Thesis Title: The Ethics of Friendship in the Victorian Novel
Supervisor: Prof. Helen Small
Situated within the History of Ideas on friendship, my thesis argues that Victorian realist novels make an invaluable — yet overlooked — contribution to a much wider (and much older) discourse on the ethics of friendship in the Western literary–philosophical tradition. To this end, I engage in-depth with philosophical forms of friendship, as expressed by Plato, Aristotle, Montaigne, Simone de Beauvoir, Blanchot, and Derrida (to name a few). I argue that the Victorian realist novel deserves a featured place in the History of Ideas on friendship. Moreover, I contend that Victorian authors were seeking to supplant residual forms of friendship in tandem with other literary forms. As such, my thesis argues that Victorian realism puts forward modern, democratic, and (at times) egalitarian forms of friendship to displace feudal, hierarchical, and (at times) patronage-based associations.
With a strong New Historicist framing, my thesis reads ‘thickly’; it works across media and genres, including the periodical press, Romanticism, satire, sketches, advertisements and political posters, and newspaper reporting. I also work with queer theory, masculinity studies, feminism, and associational history (gentleman’s clubs, parliament, friendly societies, unions, and women’s businesses).

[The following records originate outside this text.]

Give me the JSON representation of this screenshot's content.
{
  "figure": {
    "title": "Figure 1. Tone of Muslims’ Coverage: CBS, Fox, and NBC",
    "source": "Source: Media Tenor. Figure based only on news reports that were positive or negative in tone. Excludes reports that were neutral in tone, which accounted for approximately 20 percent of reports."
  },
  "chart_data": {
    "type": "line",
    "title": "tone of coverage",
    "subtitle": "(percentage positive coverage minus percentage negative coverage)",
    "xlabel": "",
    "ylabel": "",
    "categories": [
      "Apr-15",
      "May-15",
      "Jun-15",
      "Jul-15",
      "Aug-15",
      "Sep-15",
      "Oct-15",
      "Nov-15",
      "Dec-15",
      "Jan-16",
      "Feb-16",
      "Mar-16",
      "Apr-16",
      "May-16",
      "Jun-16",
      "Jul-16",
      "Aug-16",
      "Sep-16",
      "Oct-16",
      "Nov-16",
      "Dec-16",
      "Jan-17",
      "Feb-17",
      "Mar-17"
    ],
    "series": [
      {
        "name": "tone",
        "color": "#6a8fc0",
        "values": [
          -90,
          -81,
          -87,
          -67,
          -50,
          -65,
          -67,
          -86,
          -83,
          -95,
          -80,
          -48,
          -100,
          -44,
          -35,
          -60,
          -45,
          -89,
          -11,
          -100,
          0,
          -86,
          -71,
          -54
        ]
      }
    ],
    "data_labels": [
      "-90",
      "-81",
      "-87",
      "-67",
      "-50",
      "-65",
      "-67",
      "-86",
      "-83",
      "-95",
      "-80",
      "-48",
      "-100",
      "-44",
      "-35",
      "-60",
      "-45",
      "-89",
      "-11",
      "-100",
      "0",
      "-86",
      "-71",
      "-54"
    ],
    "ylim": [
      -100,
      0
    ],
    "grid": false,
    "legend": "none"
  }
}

At the university level, I have taught Papers 3 and 4; Modern British Literature; Jane Austen; Dickens; and, as a GTA, Feminist Writing/Writing Feminism (Paper 6). At the preparatory level, in both the United States and China, I have taught History (Greek, Roman, Medieval, American, AP U.S. History, English as a Foreign Language); Literature (Greek, British, European [in translation]); Aristotelian Rhetoric; and advised seniors on their theses and sat on committee panels for their public defense.
My languages, varying in proficiency, include: Greek, Latin, Classical Chinese, German, and (introductory) Japanese. My three Mas include: Liberal Arts (focus on Classical Greek); Eastern Classics (Japan, India, China; language: Classical Chinese); and British and American Literature.